Get rid of the cup gun and get an air assist or a pressure pot with a Kremlin HVLP. Part of your problem lies in the fact that cup guns are too slow. You can't lay it on quick enough. The varnish is drying on one side before you've finished the other. With the new gun, you'll save a lot on material and you'll spray twice as fast.


If you want a great finish with faster production rate, pony up and buy an airmix. Believe me, it will pay for itself very quickly.


From contributor E:
It's true that you won't believe just how little air is mixed with the fluid as the Kremlin shoots out its spray pattern. You will have to pick up your application speed and that's a good thing. You owe it to yourself to (at least) get a demo. Kremlin reps love to give demos! There are few products that sell themselves and the airmix is right at the top of the list. If you are sure that you cannot afford the Kremlin airmix, don't get the demo. If you do, you won't be able to sleep at night until you find a way to own one.
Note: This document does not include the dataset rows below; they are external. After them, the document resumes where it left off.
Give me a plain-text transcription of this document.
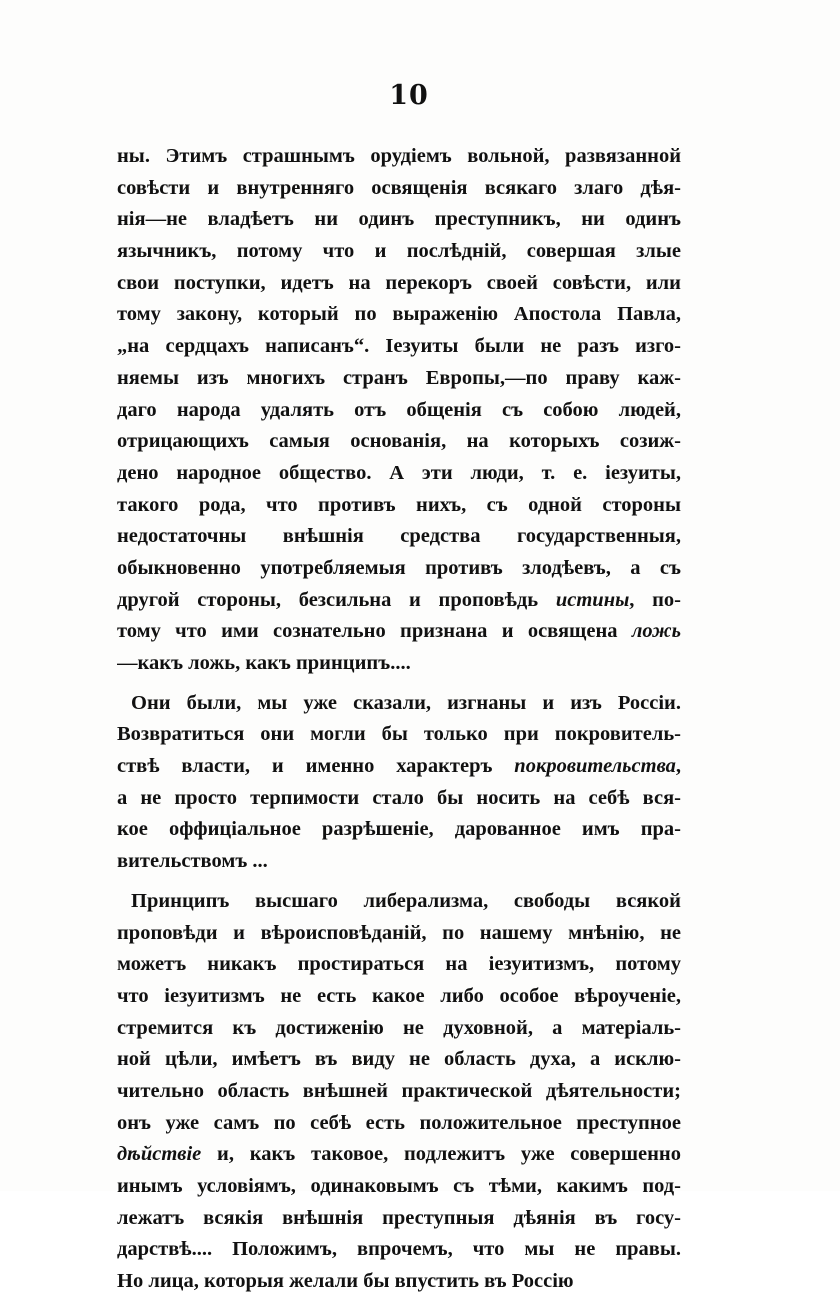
10
ны. Этимъ страшнымъ орудіемъ вольной, развязанной
совѣсти и внутренняго освященія всякаго злаго дѣя-
нія—не владѣетъ ни одинъ преступникъ, ни одинъ
язычникъ, потому что и послѣдній, совершая злые
свои поступки, идетъ на перекоръ своей совѣсти, или
тому закону, который по выраженію Апостола Павла,
„на сердцахъ написанъ“. Іезуиты были не разъ изго-
няемы изъ многихъ странъ Европы,—по праву каж-
даго народа удалять отъ общенія съ собою людей,
отрицающихъ самыя основанія, на которыхъ созиж-
дено народное общество. А эти люди, т. е. іезуиты,
такого рода, что противъ нихъ, съ одной стороны
недостаточны внѣшнія средства государственныя,
обыкновенно употребляемыя противъ злодѣевъ, а съ
другой стороны, безсильна и проповѣдь истины, по-
тому что ими сознательно признана и освящена ложь
—какъ ложь, какъ принципъ....
Они были, мы уже сказали, изгнаны и изъ Россіи.
Возвратиться они могли бы только при покровитель-
ствѣ власти, и именно характеръ покровительства,
а не просто терпимости стало бы носить на себѣ вся-
кое оффиціальное разрѣшеніе, дарованное имъ пра-
вительствомъ ...
Принципъ высшаго либерализма, свободы всякой
проповѣди и вѣроисповѣданій, по нашему мнѣнію, не
можетъ никакъ простираться на іезуитизмъ, потому
что іезуитизмъ не есть какое либо особое вѣроученіе,
стремится къ достиженію не духовной, а матеріаль-
ной цѣли, имѣетъ въ виду не область духа, а исклю-
чительно область внѣшней практической дѣятельности;
онъ уже самъ по себѣ есть положительное преступное
дѣйствіе и, какъ таковое, подлежитъ уже совершенно
инымъ условіямъ, одинаковымъ съ тѣми, какимъ под-
лежатъ всякія внѣшнія преступныя дѣянія въ госу-
дарствѣ.... Положимъ, впрочемъ, что мы не правы.
Но лица, которыя желали бы впустить въ Россію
The Astro HVLP gravity guns (of which I have three) are exceptionally good performing guns and unarguably the best bargain in the spray gun industry. They are a welcome addition to my finish operation but they are no match for the Kremlin airmix for whole kitchen projects or production finishing. I use the Astros for smaller jobs using post-catalyzed CV's only. Any time I know that I will use more than 1/2 gallon of finish, or where overspray is required to be as minimal as possible, I prefer to mix a larger batch of CV and drop the Kremlin fluid pickup tube into a 1 or 5 gallon pail of the finish.

If you are solely a finisher, the airmix will pay for itself in short order. But if you are like me and are primarily a cabinet builder, finishing only what you build, it will take quite a while to pay for the savings in finish. If you are spraying a pail a week and are now using a conventional (compressed air) gun, you should recover the cost of the Kremlin within a year, in finish product savings alone. Add the labor savings that increased overspray costs you now (face and room filters, labor rubbing overspray from finished work, etc.), and the cost savings quickly adds up. For me, the simplicity of the system, the complete performance, and the quality results were and are worth the expense.
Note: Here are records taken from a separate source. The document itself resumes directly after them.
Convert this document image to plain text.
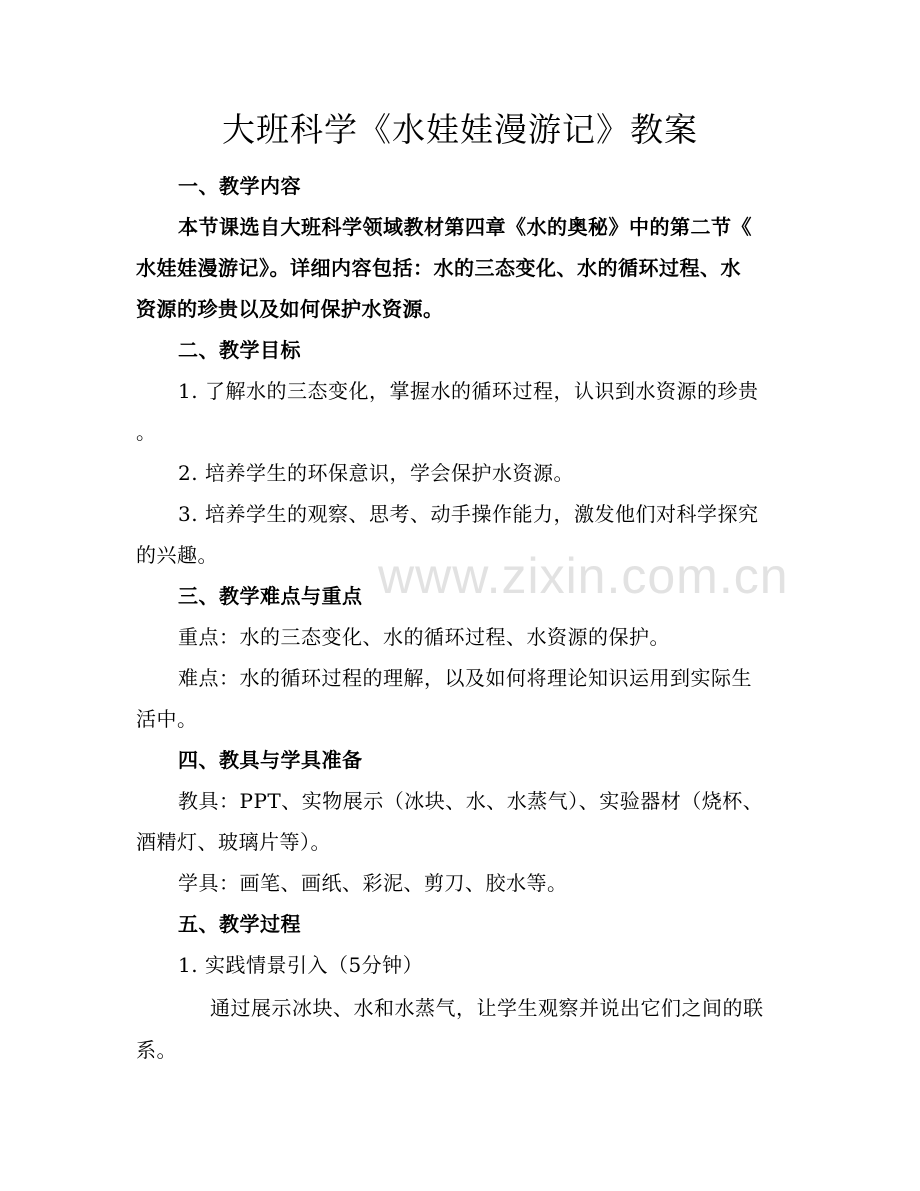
大班科学《水娃娃漫游记》教案
一、教学内容
本节课选自大班科学领域教材第四章《水的奥秘》中的第二节《
水娃娃漫游记》。详细内容包括：水的三态变化、水的循环过程、水
资源的珍贵以及如何保护水资源。
二、教学目标
1. 了解水的三态变化，掌握水的循环过程，认识到水资源的珍贵
。
2. 培养学生的环保意识，学会保护水资源。
3. 培养学生的观察、思考、动手操作能力，激发他们对科学探究
的兴趣。
三、教学难点与重点
重点：水的三态变化、水的循环过程、水资源的保护。
难点：水的循环过程的理解，以及如何将理论知识运用到实际生
活中。
四、教具与学具准备
教具：PPT、实物展示（冰块、水、水蒸气）、实验器材（烧杯、
酒精灯、玻璃片等）。
学具：画笔、画纸、彩泥、剪刀、胶水等。
五、教学过程
1. 实践情景引入（5分钟）
通过展示冰块、水和水蒸气，让学生观察并说出它们之间的联
系。
www.zixin.com.cn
From the original questioner:
I have seen these Kremlin guns and loved them. How much money are we talking about? The one I saw was 2,500 with an air dryer. I do want to get rid of the cup gun. I don't think I would like the gravity guns - they look too awkward.


From contributor D:
That's about right for the list price on a Kremlin 1014, but it depends on what brand and model air dryer it comes with.
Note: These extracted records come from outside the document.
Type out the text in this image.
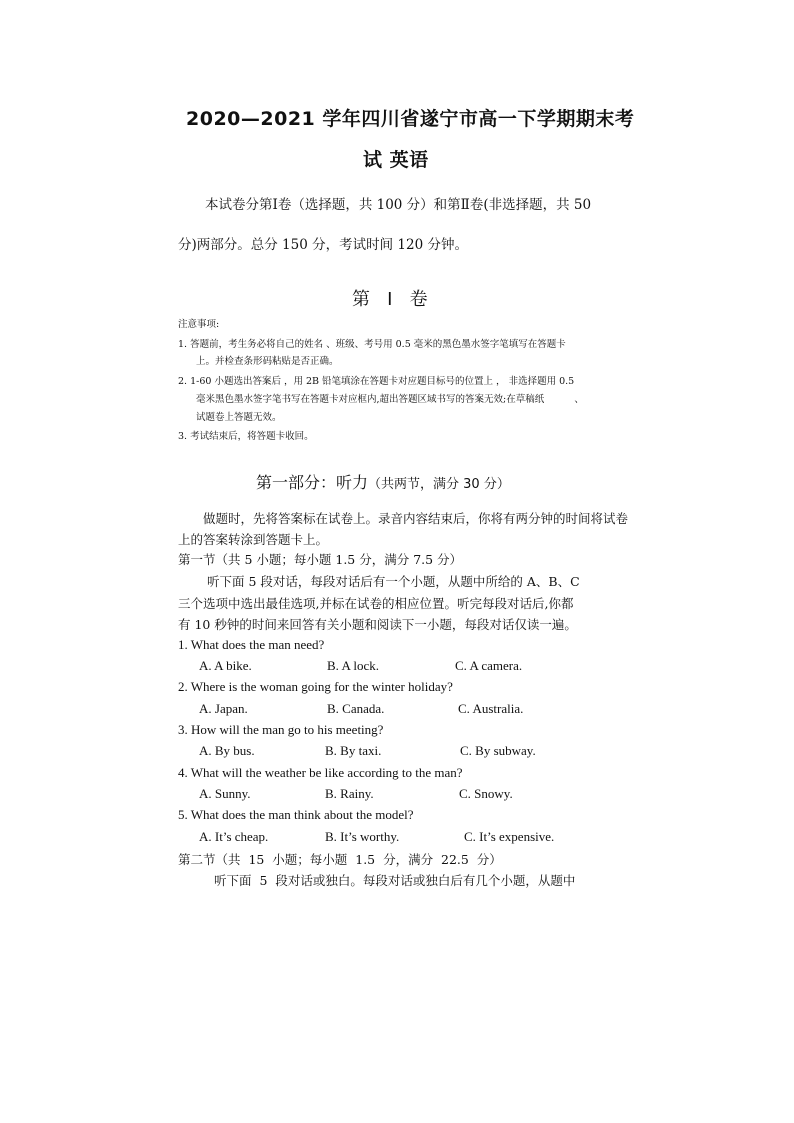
2020—2021 学年四川省遂宁市高一下学期期末考
试 英语
本试卷分第Ⅰ卷（选择题，共 100 分）和第Ⅱ卷(非选择题，共 50
分)两部分。总分 150 分，考试时间 120 分钟。
第   Ⅰ   卷
注意事项:
1. 答题前，考生务必将自己的姓名 、班级、考号用 0.5 毫米的黑色墨水签字笔填写在答题卡
上。并检查条形码粘贴是否正确。
2. 1-60 小题选出答案后 ，用 2B 铅笔填涂在答题卡对应题目标号的位置上 ， 非选择题用 0.5
毫米黑色墨水签字笔书写在答题卡对应框内,超出答题区域书写的答案无效;在草稿纸          、
试题卷上答题无效。
3. 考试结束后，将答题卡收回。
第一部分：听力（共两节，满分 30 分）
做题时，先将答案标在试卷上。录音内容结束后，你将有两分钟的时间将试卷
上的答案转涂到答题卡上。
第一节（共 5 小题；每小题 1.5 分，满分 7.5 分）
听下面 5 段对话，每段对话后有一个小题，从题中所给的 A、B、C
三个选项中选出最佳选项,并标在试卷的相应位置。听完每段对话后,你都
有 10 秒钟的时间来回答有关小题和阅读下一小题，每段对话仅读一遍。
1. What does the man need?
A. A bike.	B. A lock.	C. A camera.
2. Where is the woman going for the winter holiday?
A. Japan.	B. Canada.	C. Australia.
3. How will the man go to his meeting?
A. By bus.	B. By taxi.	C. By subway.
4. What will the weather be like according to the man?
A. Sunny.	B. Rainy.	C. Snowy.
5. What does the man think about the model?
A. It’s cheap.	B. It’s worthy.	C. It’s expensive.
第二节（共  15  小题；每小题  1.5  分，满分  22.5  分）
听下面  5  段对话或独白。每段对话或独白后有几个小题，从题中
You may not need an air dryer (per se). You will need a water filter at least and a good one such as the Sharpe filters that differ in price, depending on size and filter capacity. Set up your air lines properly and locate the filter as far downstream as possible, with a short line (15 feet or less is good) from it to the airmix pump and you should be fine, particularly if you are not a full time (40 hour per week) finisher.

Don't forget to check into the agitator for mixing your finish and keeping it in suspension while spraying. It ain't cheap but definitely worth the expense, in my opinion. Oh yeah, make sure you get Kremlin to throw in a bottle of pump and gun lube and a pack of seals and tip cleaning needles and such that you will need to keep your gun serviced and running well.